Eigentlich gehört das Genre der Flugschrift der Vergangenheit an. In der zweiten Hälfte des 18. Jahrhunderts, der Frühzeit der Französischen Revolution, waren Flugschriften ein Mittel, um politische Polemik auf improvisierten Produktions- und Distributionswegen in einer Geschwindigkeit zu verbreiten, der die Zensurinstanzen der aristokratischen Eliten kaum etwas entgegenzusetzen hatten. Sie schufen einen Raum öffentlicher Diskussion mit neuen Foren wie Salon, Club und Caféhaus, aus denen heraus sich die ersten bürgerlichen Parteien entwickelten. Das klandestin hergestellte, spontan unter die Leute gebrachte Pamphlet wurde bald von der Zeitung beerbt, die seine Produktionsform institutionalisierte und sich zum Sprachrohr der zum Bewusstsein ihrer selbst gelangten neuen Klasse erhob.

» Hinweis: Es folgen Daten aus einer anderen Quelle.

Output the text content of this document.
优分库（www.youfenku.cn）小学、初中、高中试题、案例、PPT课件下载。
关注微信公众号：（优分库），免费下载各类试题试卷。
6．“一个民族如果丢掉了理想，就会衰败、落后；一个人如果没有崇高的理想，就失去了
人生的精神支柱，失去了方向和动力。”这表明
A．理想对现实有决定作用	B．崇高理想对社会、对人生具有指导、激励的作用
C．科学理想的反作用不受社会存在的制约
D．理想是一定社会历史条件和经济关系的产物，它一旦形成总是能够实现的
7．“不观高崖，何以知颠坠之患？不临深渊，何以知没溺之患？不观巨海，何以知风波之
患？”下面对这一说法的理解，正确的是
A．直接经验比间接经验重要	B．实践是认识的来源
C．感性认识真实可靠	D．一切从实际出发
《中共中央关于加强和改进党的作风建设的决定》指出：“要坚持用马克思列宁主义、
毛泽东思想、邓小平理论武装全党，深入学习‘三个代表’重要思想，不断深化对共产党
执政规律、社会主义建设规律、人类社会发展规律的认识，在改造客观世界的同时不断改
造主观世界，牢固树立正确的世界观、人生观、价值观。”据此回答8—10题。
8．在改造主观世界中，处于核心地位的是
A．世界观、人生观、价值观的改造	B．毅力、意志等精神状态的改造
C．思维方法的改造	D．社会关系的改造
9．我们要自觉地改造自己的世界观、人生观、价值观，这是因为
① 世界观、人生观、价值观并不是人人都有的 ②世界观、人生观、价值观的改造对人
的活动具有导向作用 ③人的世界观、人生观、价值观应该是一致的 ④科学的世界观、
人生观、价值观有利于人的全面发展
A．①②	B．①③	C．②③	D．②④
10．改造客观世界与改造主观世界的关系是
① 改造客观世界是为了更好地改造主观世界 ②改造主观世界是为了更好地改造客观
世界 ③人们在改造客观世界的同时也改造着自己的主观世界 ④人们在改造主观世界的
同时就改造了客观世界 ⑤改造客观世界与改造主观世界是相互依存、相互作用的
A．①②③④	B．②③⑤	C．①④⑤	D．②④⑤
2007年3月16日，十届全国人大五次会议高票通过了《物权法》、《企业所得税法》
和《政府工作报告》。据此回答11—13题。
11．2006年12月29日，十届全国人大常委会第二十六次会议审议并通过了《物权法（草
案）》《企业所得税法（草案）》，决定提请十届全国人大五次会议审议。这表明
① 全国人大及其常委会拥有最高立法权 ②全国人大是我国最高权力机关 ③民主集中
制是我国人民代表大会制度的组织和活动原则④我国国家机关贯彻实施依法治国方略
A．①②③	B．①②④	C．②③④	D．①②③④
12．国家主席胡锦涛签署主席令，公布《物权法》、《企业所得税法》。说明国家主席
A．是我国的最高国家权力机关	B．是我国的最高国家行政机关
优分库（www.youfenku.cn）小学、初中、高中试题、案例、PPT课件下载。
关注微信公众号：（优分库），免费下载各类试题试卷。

Wer heute „Flugschriften“ verbreitet, zehrt noch immer von der revolutionären Vergangenheit der Textform, obwohl diese sich in Gestalt diverser kryptopolitischer Flyer mittlerweile als zeitgemäßes Genre für Werbung und Propaganda bewährt hat. Als „Flugschrift“ wurde hierzulande von der Hamburger Edition Nautilus auch das Manifest Der kommende Aufstand beworben, für welches das „Unsichtbare Komitee“ verantwortlich zeichnet, ein französisches Autorenkollektiv, das personell mit dem Kollektiv Tiqqun verflochten ist. Dessen wichtigste Texte, Theorie vom Bloom, Kybernetik und Revolte, Einführung in den Bürgerkrieg sowie Grundbausteine einer Theorie des Jungen- Mädchens, sind in den vergangenen Jahren bei Diaphanes und Merve auf Deutsch erschienen und wurden auch in der bürgerlich ausgerichteten Presse ausführlich und wohlwollend rezipiert.
Massenauflagen
Dass das „Unsichtbare Komitee“ sich auch die islamistischen Banden der Banlieus als Vorbilder des „revolutionären“ Kollektivsubjekts wählt, dass Tiqqun sich in den Grundbausteinen euphorisch auf die Schriften des Antisemiten und Frauenhassers Otto Weininger beruft, dass alle Schriften der Gruppierung einem Gewaltkult frönen, der nach den instrumentellen Zwecksetzungen der vermeintlich revolutionären Gewalt gar nicht mehr fragt, hat die massenhafte Rezeption ihrer Schriften bestimmt mitbefördert. In Frankreich erzielte das Buch, das anfangs nur in anarchistischen Zirkeln bekannt war – durch die Ermittlungen, die gegen die Autoren wegen vermeintlicher Mittäterschaft bei der Sabotage einer Bahnlinie aufgenommen wurden – plötzlich Massenauflagen (der Freitag berichtete). In Deutschland teilen Merve, Diaphanes, die Edition Nautilus und andere Verlage den Markt für postmoderne Anarcholiteratur untereinander auf. Dessen jüngster Bestseller, Stéphane Hessels Empört Euch!, ist sogar bei Ullstein erschienen.
Hier ist es ein Vertreter des Bürgertums selbst, der seinen zwischen Freiberuflertum und Freistellung ihr Dasein fristenden Erben empfiehlt, die letzten Residuen jener einst revolutionären Klasse zu beseitigen, der er selber entstammt. Im jüngst ebenfalls bei Ullstein erschienenen Spin-off, dem Gesprächsband Engagiert Euch!, adelt Hessel solchen antibürgerlichen Widerstand seinerseits zum „bürgerlichen Engagement“. Von der erwachenden bürgerlichen Freiheit, deren Ausdruck die revolutionären Flugschriften waren, ist der Hass der zur Massengesellschaft zusammengeschmolzenen Bürger auf sich selbst geworden.